The stock bled as much as eight percent showing its steepest fall in over three months with the RBI saying it would start wind-up proceedings and citing constant compliance issues and governance concerns at the banking unit.

Paytm Chart 1

At the time of writing, the stock had managed to pare losses at Rs 1,108.80, down over three percent. Source: NSE

Regulatory Action

The central bank’s move comes after years of scrutiny. The RBI had earlier imposed restrictions on the payments bank over issues related to customer due diligence, fund flows and technology systems, before finally pulling the plug on its licence.

The sharp sell-off reflects investor anxiety over the broader implications of the move, even though the payments bank itself contributes a limited portion to the group’s consolidated financials. Market participants remain wary of potential disruptions to Paytm’s ecosystem, including wallet, FASTag and merchant payment services that were historically linked to the bank.

No Impact

However, the company has sought to reassure stakeholders, stating that the RBI’s action will have no material impact on its core business operations, with services continuing through partnerships with other banks.

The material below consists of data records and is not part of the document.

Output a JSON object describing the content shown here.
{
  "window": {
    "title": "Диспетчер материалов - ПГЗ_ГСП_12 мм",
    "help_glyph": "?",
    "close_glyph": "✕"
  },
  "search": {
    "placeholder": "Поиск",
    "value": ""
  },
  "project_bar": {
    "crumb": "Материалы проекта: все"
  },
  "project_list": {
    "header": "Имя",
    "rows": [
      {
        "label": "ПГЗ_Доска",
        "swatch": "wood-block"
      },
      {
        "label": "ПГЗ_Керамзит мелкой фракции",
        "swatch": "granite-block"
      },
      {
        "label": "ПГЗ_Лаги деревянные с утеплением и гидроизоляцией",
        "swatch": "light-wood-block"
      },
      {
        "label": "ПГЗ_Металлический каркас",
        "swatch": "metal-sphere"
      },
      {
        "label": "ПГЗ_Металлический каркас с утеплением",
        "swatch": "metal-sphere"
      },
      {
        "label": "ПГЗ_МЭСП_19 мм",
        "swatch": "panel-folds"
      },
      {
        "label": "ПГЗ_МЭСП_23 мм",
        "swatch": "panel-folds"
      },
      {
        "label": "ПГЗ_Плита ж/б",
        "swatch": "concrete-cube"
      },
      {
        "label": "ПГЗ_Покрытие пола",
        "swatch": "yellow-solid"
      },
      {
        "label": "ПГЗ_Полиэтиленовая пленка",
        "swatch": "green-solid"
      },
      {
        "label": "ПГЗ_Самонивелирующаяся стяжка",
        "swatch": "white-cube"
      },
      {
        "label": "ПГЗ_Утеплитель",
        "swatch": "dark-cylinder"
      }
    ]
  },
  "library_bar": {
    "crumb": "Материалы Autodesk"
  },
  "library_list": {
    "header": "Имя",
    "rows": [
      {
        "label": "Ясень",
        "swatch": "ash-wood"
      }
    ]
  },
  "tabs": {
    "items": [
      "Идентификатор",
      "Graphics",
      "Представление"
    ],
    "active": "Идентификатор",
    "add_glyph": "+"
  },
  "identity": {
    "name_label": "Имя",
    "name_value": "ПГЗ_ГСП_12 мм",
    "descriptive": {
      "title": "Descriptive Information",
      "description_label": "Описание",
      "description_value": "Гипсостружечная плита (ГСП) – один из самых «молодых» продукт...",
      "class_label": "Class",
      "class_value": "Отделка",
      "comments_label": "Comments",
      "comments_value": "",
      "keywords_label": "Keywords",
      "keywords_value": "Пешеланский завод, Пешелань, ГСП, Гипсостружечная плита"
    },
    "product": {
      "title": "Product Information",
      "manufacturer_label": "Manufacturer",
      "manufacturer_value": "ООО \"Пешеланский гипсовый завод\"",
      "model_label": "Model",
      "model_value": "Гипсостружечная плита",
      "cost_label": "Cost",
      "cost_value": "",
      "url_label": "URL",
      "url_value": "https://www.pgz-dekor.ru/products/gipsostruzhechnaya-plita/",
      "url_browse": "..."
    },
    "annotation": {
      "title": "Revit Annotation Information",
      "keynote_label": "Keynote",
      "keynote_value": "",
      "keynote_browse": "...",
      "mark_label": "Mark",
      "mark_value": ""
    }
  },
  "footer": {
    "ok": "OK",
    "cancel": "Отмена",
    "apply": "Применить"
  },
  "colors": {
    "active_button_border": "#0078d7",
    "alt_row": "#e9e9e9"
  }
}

Despite the immediate hit to sentiment, some brokerages have retained a constructive stance on the stock, arguing that the long-term story around Paytm’s core payments and financial services platform remains intact. Analysts point out that the company has already been transitioning key operations away from the payments bank following earlier regulatory curbs.

Regulatory Risks

Still, the latest development underscores the persistent regulatory risks surrounding the fintech major. The RBI’s decision to cancel the licence — rather than impose incremental restrictions — signals a tougher stance on compliance failures, which could keep the stock under pressure in the near term.

Interestingly, even after Monday’s slide, Paytm shares remain up over 25% over the past year, indicating that investors had partly priced in regulatory challenges and were betting on a turnaround in its core business.

Going ahead, the focus will shift to execution — particularly how smoothly Paytm migrates its banking-linked services and sustains growth in its lending, merchant payments and financial distribution businesses. For now, though, the market reaction suggests that regulatory shocks still carry the power to rattle investor confidence, even in a maturing fintech story.